Les provisions actuellement constituées pour le démantèlement des centrales et la gestion des déchets nucléaires tournent autour des 10 milliards d'euros. Un montant probablement insuffisant. "Sur base de la dernière évaluation réalisée en Suisse fin 2017, j'ai calculé qu'il manque 20 milliards d'euros. Cela pourrait être 15, 10 ou 17 milliards mais, à tout le moins, plusieurs milliards d'euros supplémentaires devraient être provisionnés par Engie", poursuit M. Nollet.

Dans ce contexte, le député vert réitère sa demande à la ministre de l'Énergie, Marie Chritisine Marghem, de mettre en place un cadre juridique qui fasse porter la responsabilité du démantèlement et de la gestion des déchets, non sur Electrabel, mais sur sa maison-mère Engie.

"Depuis 2015, j'alerte la ministre sur les risques de l'organisation de cette insolvabilité. Je crains qu'il soit trop tard". Jean-Marc Nollet demande également que les provisions, actuellement logées dans Synatom, une filiale d'Electrabel, soient transférées sur un compte physique bloqué à la Banque nationale de Belgique. Enfin, M. Nollet demande que la réévaluation du coût du démantèlement des centrales et de la gestion des déchets nucléaires se fasse sur base du scénario le plus pessimiste, afin de se donner une marge de sécurité.


Engie nie

De son côté, Electrabel s'étonne de cette interprétation et confirme avoir transféré à Engie sa participation dans Electrabel France qui détient des parts dans la Société Hydro-électrique du Midi (SHEM) et la Compagnie Nationale du Rhône (CNR). "L'objectif de cette remontée d'actifs français au sein du groupe est de gérer ces activités de production d'électricité renouvelable (hydroélectrique, éolien et solaire) de façon plus cohérente. L'opération se fait à un moment important pour le groupe Engie puisque les concessions de la SHEM et CNR doivent être renouvelées", explique Electrabel.

"S'agissant de la distribution de dividende en nature (100% des titres Electrabel France, NDLR), il ne s'agit nullement 'd'organiser l'insolvabilité' d'Electrabel dont les capitaux propres sont valorisés à plus de 32 milliards d'euros dans les livres d'Engie SA à fin 2017", poursuit la société.

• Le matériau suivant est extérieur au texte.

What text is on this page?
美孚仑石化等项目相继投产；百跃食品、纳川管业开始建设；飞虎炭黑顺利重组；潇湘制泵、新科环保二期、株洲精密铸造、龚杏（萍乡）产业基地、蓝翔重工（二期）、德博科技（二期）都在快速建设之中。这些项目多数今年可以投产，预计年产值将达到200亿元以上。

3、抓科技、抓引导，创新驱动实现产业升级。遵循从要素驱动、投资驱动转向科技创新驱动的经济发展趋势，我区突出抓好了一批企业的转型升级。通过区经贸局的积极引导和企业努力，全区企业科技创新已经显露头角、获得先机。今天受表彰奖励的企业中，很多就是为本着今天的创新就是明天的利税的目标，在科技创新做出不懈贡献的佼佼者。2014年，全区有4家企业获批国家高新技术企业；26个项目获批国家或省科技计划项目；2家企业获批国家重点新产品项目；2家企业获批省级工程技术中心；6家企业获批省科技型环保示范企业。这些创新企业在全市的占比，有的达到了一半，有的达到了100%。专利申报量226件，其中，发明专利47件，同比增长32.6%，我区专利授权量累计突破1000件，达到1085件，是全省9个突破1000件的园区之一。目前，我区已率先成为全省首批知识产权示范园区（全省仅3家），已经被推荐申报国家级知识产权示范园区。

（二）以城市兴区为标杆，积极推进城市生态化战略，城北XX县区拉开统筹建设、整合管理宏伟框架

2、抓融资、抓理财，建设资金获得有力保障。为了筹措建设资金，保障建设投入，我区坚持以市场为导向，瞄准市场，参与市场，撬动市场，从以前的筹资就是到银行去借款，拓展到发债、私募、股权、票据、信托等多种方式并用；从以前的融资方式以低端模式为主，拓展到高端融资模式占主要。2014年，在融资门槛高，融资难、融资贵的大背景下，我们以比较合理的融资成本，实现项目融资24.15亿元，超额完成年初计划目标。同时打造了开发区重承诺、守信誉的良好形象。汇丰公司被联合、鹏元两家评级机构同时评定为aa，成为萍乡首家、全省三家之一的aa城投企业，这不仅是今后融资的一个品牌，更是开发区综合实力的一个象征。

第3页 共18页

Le groupe Engie rappelle par ailleurs être actif sous différentes formes depuis plus de 100 ans en Belgique, être "un de plus grands employeurs privés du pays", être "un gros contributeur aux finances publiques" et avoir "toujours assumé ses responsabilités."

"Electrabel remplira naturellement toutes ses obligations de couverture des coûts de démantèlement et de gestion de l'aval de cycle nucléaire", conclut le groupe, non sans rappeler "que ces obligations sont régies par la loi d'avril 2003 sur les provisions constituées pour le démantèlement des centrales nucléaires et pour la gestion des matières fissiles irradiées dans ses centrales, dont le montant est contrôlé par la Commission des provisions nucléaires."